Taro Fujimaki 1Takashi Ando 2Takanori Hata 3Yoshihiro Takayama 1Tetsuro Ohba 1Jiro Ichikawa 1Yoshihisa Takiyama 3Rikito Tatsuno 1Katsuhiro Koyama 4Hirotaka Haro 1

Bone doi: 10.1016/j.bone.2021.116029. 


Osteoporosis commonly affects the elderly and is associated with significant morbidity and mortality. Loss of bone mineral density induces muscle atrophy and increases fracture risk. However, muscle lipid content and droplet size are increased by aging and mobility impairments, inversely correlated with muscle function, and a cause of reduced motor function. Teriparatide, the synthetic form of human parathyroid hormone (PTH) 1-34, has been widely used to treat osteoporosis. Although PTH positively affects muscle differentiation in vitro, the precise function and mechanisms of muscle mass and power preservation are still poorly understood, especially in vivo. In this study, we investigated the effect of PTH on skeletal muscle atrophy and dysfunction using an ovariectomized murine model.

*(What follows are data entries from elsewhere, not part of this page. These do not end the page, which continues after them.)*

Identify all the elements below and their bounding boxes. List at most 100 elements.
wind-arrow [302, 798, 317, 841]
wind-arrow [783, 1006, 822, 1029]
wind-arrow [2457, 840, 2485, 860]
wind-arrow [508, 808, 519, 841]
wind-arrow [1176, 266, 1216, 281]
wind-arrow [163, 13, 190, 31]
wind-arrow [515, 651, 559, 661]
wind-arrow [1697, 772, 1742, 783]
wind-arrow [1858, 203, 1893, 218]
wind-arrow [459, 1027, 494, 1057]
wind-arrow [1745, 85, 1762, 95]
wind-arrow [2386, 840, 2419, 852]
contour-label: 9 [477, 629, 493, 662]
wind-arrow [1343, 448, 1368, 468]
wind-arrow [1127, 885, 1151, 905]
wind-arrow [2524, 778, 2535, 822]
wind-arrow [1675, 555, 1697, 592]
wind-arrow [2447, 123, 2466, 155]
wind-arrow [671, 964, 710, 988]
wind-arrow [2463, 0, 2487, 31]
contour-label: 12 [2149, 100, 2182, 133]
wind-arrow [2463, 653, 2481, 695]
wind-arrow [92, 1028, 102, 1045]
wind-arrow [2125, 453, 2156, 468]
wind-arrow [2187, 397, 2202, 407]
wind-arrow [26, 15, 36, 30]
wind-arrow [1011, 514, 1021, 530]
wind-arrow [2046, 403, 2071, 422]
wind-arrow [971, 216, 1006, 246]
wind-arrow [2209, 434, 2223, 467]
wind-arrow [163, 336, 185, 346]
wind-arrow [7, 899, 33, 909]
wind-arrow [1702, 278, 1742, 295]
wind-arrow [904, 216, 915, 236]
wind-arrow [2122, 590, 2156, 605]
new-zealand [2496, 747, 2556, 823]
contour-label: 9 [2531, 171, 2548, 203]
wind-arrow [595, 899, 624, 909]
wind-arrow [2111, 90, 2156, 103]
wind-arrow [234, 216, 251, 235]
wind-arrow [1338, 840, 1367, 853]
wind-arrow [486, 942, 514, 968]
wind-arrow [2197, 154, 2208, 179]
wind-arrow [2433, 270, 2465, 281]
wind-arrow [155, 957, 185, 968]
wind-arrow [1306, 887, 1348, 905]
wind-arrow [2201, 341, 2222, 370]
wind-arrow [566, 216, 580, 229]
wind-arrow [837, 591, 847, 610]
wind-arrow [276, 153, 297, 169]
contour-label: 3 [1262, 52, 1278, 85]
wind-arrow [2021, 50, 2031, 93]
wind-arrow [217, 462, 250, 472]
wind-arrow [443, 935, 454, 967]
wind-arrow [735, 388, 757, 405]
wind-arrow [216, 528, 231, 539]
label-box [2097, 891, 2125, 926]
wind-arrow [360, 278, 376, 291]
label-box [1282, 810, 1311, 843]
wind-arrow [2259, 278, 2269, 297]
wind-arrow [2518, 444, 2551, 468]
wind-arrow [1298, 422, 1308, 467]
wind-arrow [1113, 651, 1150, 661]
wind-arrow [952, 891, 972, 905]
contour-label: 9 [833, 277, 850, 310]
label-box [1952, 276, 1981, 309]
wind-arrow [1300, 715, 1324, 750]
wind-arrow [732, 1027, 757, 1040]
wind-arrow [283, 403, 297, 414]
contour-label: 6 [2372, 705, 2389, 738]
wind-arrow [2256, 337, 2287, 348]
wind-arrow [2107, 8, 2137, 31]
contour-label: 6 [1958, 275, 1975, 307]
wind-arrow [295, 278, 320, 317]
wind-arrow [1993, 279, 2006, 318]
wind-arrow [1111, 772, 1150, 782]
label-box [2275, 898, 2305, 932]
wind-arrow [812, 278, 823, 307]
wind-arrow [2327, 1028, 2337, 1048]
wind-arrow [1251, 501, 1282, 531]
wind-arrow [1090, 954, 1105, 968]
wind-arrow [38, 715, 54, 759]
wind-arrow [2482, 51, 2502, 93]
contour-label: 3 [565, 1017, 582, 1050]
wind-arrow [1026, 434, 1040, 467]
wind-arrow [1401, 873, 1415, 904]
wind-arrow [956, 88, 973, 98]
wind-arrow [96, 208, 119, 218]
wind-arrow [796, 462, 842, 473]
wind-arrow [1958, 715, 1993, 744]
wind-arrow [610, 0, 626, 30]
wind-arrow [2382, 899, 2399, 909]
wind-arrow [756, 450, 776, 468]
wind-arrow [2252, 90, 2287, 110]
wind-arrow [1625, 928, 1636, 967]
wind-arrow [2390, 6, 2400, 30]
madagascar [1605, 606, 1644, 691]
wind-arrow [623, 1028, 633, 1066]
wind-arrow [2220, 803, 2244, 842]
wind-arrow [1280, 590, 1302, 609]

Eight-week-old female C57BL/6J mice were ovariectomized or sham-operated. Within each surgical group, the mice were divided into PTH injection or control subgroups. Motor function was evaluated based on grip strength, treadmill running, and lactic acid concentration. PTH receptor was expressed in skeletal muscle cells and myoblasts. PTH inhibited ovariectomy-induced bone loss but not uterine atrophy or increased body weight; PTH not only abolished ovariectomy-induced reduction in grip strength and maximum running speed, but also significantly reduced the ovariectomy-induced increase in lactic acid concentration (compared with that observed in the vehicle control). PTH also abrogated the ovariectomy-induced reduction in the oxidative capacity of muscle fibers, their cross-sectional area, and intramyocellular lipid content, and induced cell proliferation, cell migration, and muscle differentiation, while reducing lipid secretion by C2C12 myoblasts via the Wnt/β-catenin pathway. PTH significantly ameliorated muscle weakness and attenuated exercise-induced lactate levels in ovariectomized mice. Our in vitro study demonstrated that PTH/Wnt signaling regulated the proliferation, migration, and differentiation of myoblasts and also reduced lipid secretion in myoblasts. Thus, PTH could regulate several aspects of muscle function and physiology, and may represent a novel therapeutic strategy for patients with osteoporosis.